Moucho is smiling at someone, not even he really knows for sure at whom, and he’s envious of almost everything, that’s no way to live, when a body is scared and shamelessly softsoaping and turns as green as a lizard with envy, it leads to no good, first a body holds their tongue, then resentment spreads like verdigris on a copper cauldron until finally a body takes folks from their homes and scatters the night with dead men, with bullets in the back and in their head, apparently that’s the way. When a whore composes verses to the Virgin Mary, it’s because she would like to have been the Virgin Mary, hardly anyone is who they would like to have been.
“Sprat, will you give me a night on credit?”
“I will, son, come on in! But don’t be talking about Baldomero Lionheart, I’ve heard all about it already.”

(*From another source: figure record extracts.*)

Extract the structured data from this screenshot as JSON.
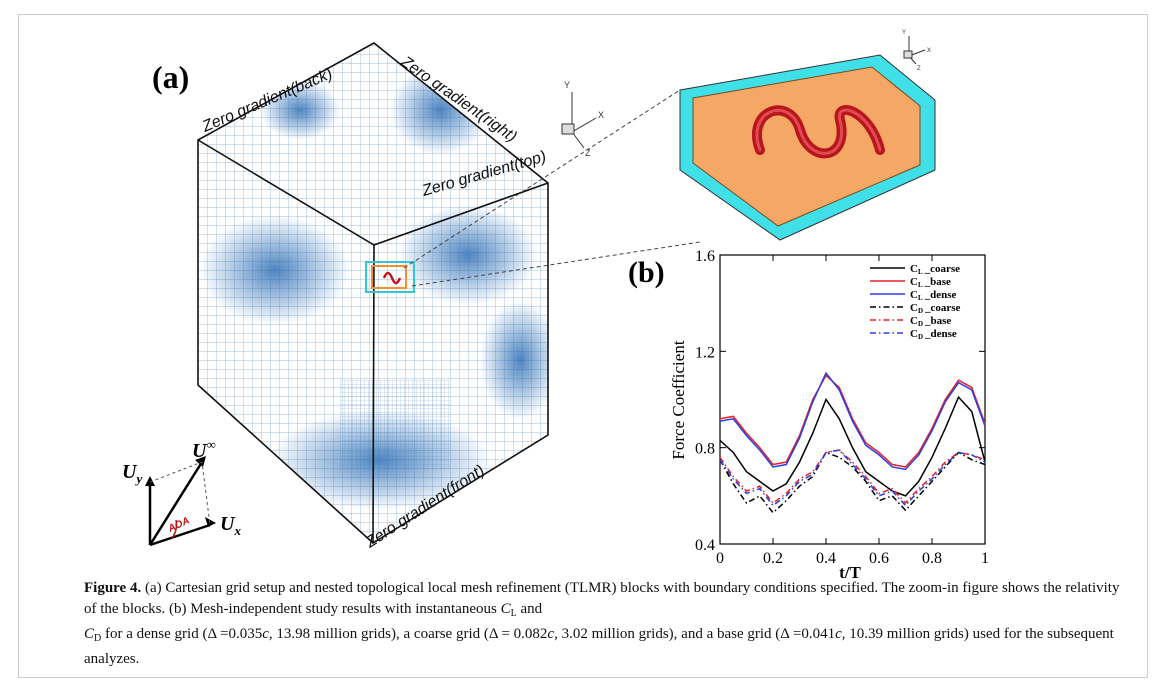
{
  "panel_a": {
    "label": "(a)",
    "boundaries": {
      "back": "Zero gradient(back)",
      "right": "Zero gradient(right)",
      "top": "Zero gradient(top)",
      "front": "Zero gradient(front)"
    },
    "axes_icon": {
      "x": "X",
      "y": "Y",
      "z": "Z"
    },
    "vectors": {
      "uy": {
        "symbol": "U",
        "sub": "y"
      },
      "uinf": {
        "symbol": "U",
        "sub": "∞"
      },
      "ux": {
        "symbol": "U",
        "sub": "x"
      },
      "aoa": "AOA"
    }
  },
  "chart_data": {
    "type": "line",
    "panel_label": "(b)",
    "xlabel": "t/T",
    "ylabel": "Force Coefficient",
    "x": [
      0,
      0.05,
      0.1,
      0.15,
      0.2,
      0.25,
      0.3,
      0.35,
      0.4,
      0.45,
      0.5,
      0.55,
      0.6,
      0.65,
      0.7,
      0.75,
      0.8,
      0.85,
      0.9,
      0.95,
      1
    ],
    "xlim": [
      0,
      1
    ],
    "xticks": [
      0,
      0.2,
      0.4,
      0.6,
      0.8,
      1
    ],
    "ylim": [
      0.4,
      1.6
    ],
    "yticks": [
      0.4,
      0.8,
      1.2,
      1.6
    ],
    "series": [
      {
        "symbol": "C",
        "subscript": "L",
        "name": "_coarse",
        "color": "#000000",
        "dash": "solid",
        "values": [
          0.83,
          0.78,
          0.7,
          0.66,
          0.62,
          0.65,
          0.74,
          0.86,
          1.0,
          0.92,
          0.8,
          0.7,
          0.66,
          0.62,
          0.6,
          0.66,
          0.76,
          0.88,
          1.01,
          0.95,
          0.74
        ]
      },
      {
        "symbol": "C",
        "subscript": "L",
        "name": "_base",
        "color": "#e8202a",
        "dash": "solid",
        "values": [
          0.92,
          0.93,
          0.86,
          0.8,
          0.73,
          0.74,
          0.85,
          1.0,
          1.1,
          1.05,
          0.92,
          0.82,
          0.78,
          0.73,
          0.72,
          0.78,
          0.88,
          1.0,
          1.08,
          1.05,
          0.9
        ]
      },
      {
        "symbol": "C",
        "subscript": "L",
        "name": "_dense",
        "color": "#2b3ee0",
        "dash": "solid",
        "values": [
          0.91,
          0.92,
          0.85,
          0.79,
          0.72,
          0.73,
          0.84,
          0.99,
          1.11,
          1.04,
          0.91,
          0.81,
          0.77,
          0.72,
          0.71,
          0.77,
          0.87,
          0.99,
          1.07,
          1.04,
          0.89
        ]
      },
      {
        "symbol": "C",
        "subscript": "D",
        "name": "_coarse",
        "color": "#000000",
        "dash": "dashdot",
        "values": [
          0.75,
          0.65,
          0.57,
          0.6,
          0.53,
          0.58,
          0.64,
          0.68,
          0.78,
          0.76,
          0.72,
          0.66,
          0.58,
          0.6,
          0.54,
          0.6,
          0.66,
          0.72,
          0.78,
          0.75,
          0.73
        ]
      },
      {
        "symbol": "C",
        "subscript": "D",
        "name": "_base",
        "color": "#e8202a",
        "dash": "dashdot",
        "values": [
          0.76,
          0.68,
          0.62,
          0.64,
          0.57,
          0.61,
          0.67,
          0.7,
          0.78,
          0.79,
          0.74,
          0.68,
          0.61,
          0.63,
          0.57,
          0.63,
          0.68,
          0.74,
          0.78,
          0.77,
          0.75
        ]
      },
      {
        "symbol": "C",
        "subscript": "D",
        "name": "_dense",
        "color": "#2b3ee0",
        "dash": "dashdot",
        "values": [
          0.75,
          0.67,
          0.61,
          0.63,
          0.56,
          0.6,
          0.66,
          0.69,
          0.78,
          0.79,
          0.73,
          0.67,
          0.6,
          0.62,
          0.56,
          0.62,
          0.67,
          0.73,
          0.78,
          0.77,
          0.74
        ]
      }
    ]
  },
  "caption": [
    {
      "text": "Figure 4.",
      "style": "b"
    },
    {
      "text": " (a) Cartesian grid setup and nested topological local mesh refinement (TLMR) blocks with boundary conditions specified. The zoom-in figure shows the relativity of the blocks. (b) Mesh-independent study results with instantaneous ",
      "style": "n"
    },
    {
      "text": "C",
      "style": "i"
    },
    {
      "text": "L",
      "style": "sub"
    },
    {
      "text": " and\n",
      "style": "n"
    },
    {
      "text": "C",
      "style": "i"
    },
    {
      "text": "D",
      "style": "sub"
    },
    {
      "text": " for a dense grid (Δ =0.035",
      "style": "n"
    },
    {
      "text": "c",
      "style": "i"
    },
    {
      "text": ", 13.98 million grids), a coarse grid (Δ = 0.082",
      "style": "n"
    },
    {
      "text": "c",
      "style": "i"
    },
    {
      "text": ", 3.02 million grids), and a base grid (Δ =0.041",
      "style": "n"
    },
    {
      "text": "c",
      "style": "i"
    },
    {
      "text": ", 10.39 million grids) used for the subsequent analyzes.",
      "style": "n"
    }
  ]
}
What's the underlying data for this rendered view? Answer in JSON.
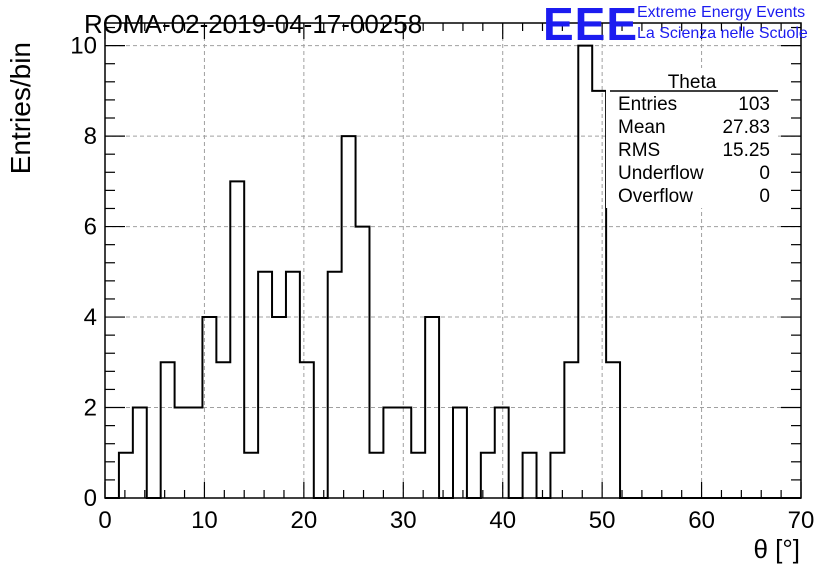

Baldomero Marvís, Lionheart, was as brave as the Singapore tiger or the Zacumeiro wolf, they had to shoot him in the back when his hands were tied for face on and with his hands free they wouldn’t have dared; his second brother, Tanis the Demon, is as strong as the bull on the island of San Balandrán, whose balls rumbled in the violent north-westerly wind, and as smart as Queen Lupa’s lizard, which knew the multiplication tables as well as the capital cities of Europe. If he doesn’t screw things up, Tanis the Demon could floor the blessed ox at the Bethlehem gate—and the mule too if he caught it right—with one single blow between the eyes. Tanis the Demon also breeds wolf-hunting mastiffs, Kaiser had to be destroyed for he was left badly injured after a scuffle with a wolf. Tanis Gamuzo is a foot soldier in the 2nd Battalion of the Number 12 Saragossa Infantry Regiment, he has been detailed to the recruiting office.